Lu Tianshu, Wu Yiyang, Xiong Ping, Zhong Hao, Ding Yang, Li Haifeng, Ouyang Defang
Institute of Applied Physics and Materials Engineering, University of Macau, Macau, 999078, China.
State Key Laboratory of Quality Research in Chinese Medicine, Institute of Chinese Medical Sciences, University of Macau, Macau, 999078, China.

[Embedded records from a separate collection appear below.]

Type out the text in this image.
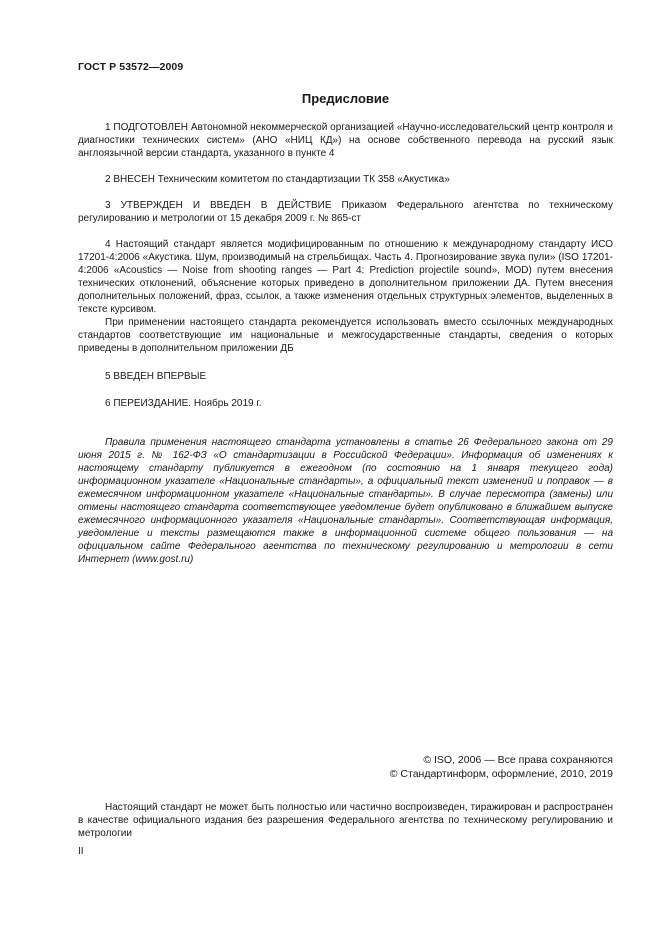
ГОСТ Р 53572—2009
Предисловие

1 ПОДГОТОВЛЕН Автономной некоммерческой организацией «Научно-исследовательский центр контроля и диагностики технических систем» (АНО «НИЦ КД») на основе собственного перевода на русский язык англоязычной версии стандарта, указанного в пункте 4

2 ВНЕСЕН Техническим комитетом по стандартизации ТК 358 «Акустика»

3 УТВЕРЖДЕН И ВВЕДЕН В ДЕЙСТВИЕ Приказом Федерального агентства по техническому регулированию и метрологии от 15 декабря 2009 г. № 865-ст

4 Настоящий стандарт является модифицированным по отношению к международному стандарту ИСО 17201-4:2006 «Акустика. Шум, производимый на стрельбищах. Часть 4. Прогнозирование звука пули» (ISO 17201-4:2006 «Acoustics — Noise from shooting ranges — Part 4: Prediction projectile sound», MOD) путем внесения технических отклонений, объяснение которых приведено в дополнительном приложении ДА. Путем внесения дополнительных положений, фраз, ссылок, а также изменения отдельных структурных элементов, выделенных в тексте курсивом.

При применении настоящего стандарта рекомендуется использовать вместо ссылочных международных стандартов соответствующие им национальные и межгосударственные стандарты, сведения о которых приведены в дополнительном приложении ДБ

5 ВВЕДЕН ВПЕРВЫЕ

6 ПЕРЕИЗДАНИЕ. Ноябрь 2019 г.

Правила применения настоящего стандарта установлены в статье 26 Федерального закона от 29 июня 2015 г. № 162-ФЗ «О стандартизации в Российской Федерации». Информация об изменениях к настоящему стандарту публикуется в ежегодном (по состоянию на 1 января текущего года) информационном указателе «Национальные стандарты», а официальный текст изменений и поправок — в ежемесячном информационном указателе «Национальные стандарты». В случае пересмотра (замены) или отмены настоящего стандарта соответствующее уведомление будет опубликовано в ближайшем выпуске ежемесячного информационного указателя «Национальные стандарты». Соответствующая информация, уведомление и тексты размещаются также в информационной системе общего пользования — на официальном сайте Федерального агентства по техническому регулированию и метрологии в сети Интернет (www.gost.ru)

© ISO, 2006 — Все права сохраняются
© Стандартинформ, оформление, 2010, 2019

Настоящий стандарт не может быть полностью или частично воспроизведен, тиражирован и распространен в качестве официального издания без разрешения Федерального агентства по техническому регулированию и метрологии

II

Pharm Res. 2025 Apr;42(4):697-709. doi: 10.1007/s11095-025-03853-z. Epub 2025 Apr 3.
Amorphous solid dispersion (ASD) is widely utilized to enhance the solubility and bioavailability of water-insoluble drugs. However, conventional experimental approaches for ASD development are often resource-intensive and time-consuming. Machine learning (ML) algorithms have great potential to predict ASD formulations but face the challenge of extensive data to construct reliable models. Current study aims to predict the formation of both binary and ternary ASD by combined high-throughput screening (HTS) and ML approaches.
Micro-quantity HTS was conducted to generate 1272 binary and ternary solid dispersions using solvent evaporation method. The Powder X-Ray Diffraction (PXRD) was used to characterize the amorphous state of formulations. The results indicated that 188 formulations successfully formed amorphous solid dispersions (ASDs), while 1084 resulted in crystalline formations. Models development employed nested cross-validation with four algorithms: Light Gradient Boosting Machine (LGBM), Random Forest (RF), Support Vector Machine (SVM), and Multi-Layer Perceptron (MLP).
The RF model for ASD formation achieved 96.7% accuracy on the in-house HTS dataset, with a precision of approximately 87.9% and an F1 score of 83.6%. Furthermore, the RF model trained with milligram-scale HTS experimental data could effectively predict the large-scale ASD formulations from the literature, highlighting its promise as a powerful tool for advancing ASD prediction.
In summary, the combination of HTS experiments and ML techniques provides a valuable reference framework for ASD development, greatly minimizing both time and material usage in the selection of formulations during the early stages of drug discovery with a limited quantity of API.
无定形固体分散体(ASD)被广泛用于提高水不溶性药物的溶解度和生物利用度。然而,传统的ASD开发实验方法通常资源消耗大且耗时。机器学习(ML)算法在预测ASD制剂方面具有巨大潜力,但面临着构建可靠模型所需大量数据的挑战。当前研究旨在通过高通量筛选(HTS)和ML方法相结合来预测二元和三元ASD的形成。
采用微量HTS,通过溶剂蒸发法制备了1272种二元和三元固体分散体。用粉末X射线衍射(PXRD)表征制剂的无定形状态。结果表明,188种制剂成功形成了无定形固体分散体(ASD),而1084种形成了晶体结构。模型开发采用了四种算法的嵌套交叉验证:轻梯度提升机(LGBM)、随机森林(RF)、支持向量机(SVM)和多层感知器(MLP)。
ASD形成的RF模型在内部HTS数据集上的准确率达到96.7%,精确率约为87.9%,F1分数为83.6%。此外,用毫克级HTS实验数据训练的RF模型能够有效预测文献中的大规模ASD制剂,突出了其作为推进ASD预测的有力工具的前景。
总之,HTS实验和ML技术的结合为ASD开发提供了一个有价值的参考框架,在药物发现早期使用有限量原料药选择制剂时,极大地减少了时间和材料的使用。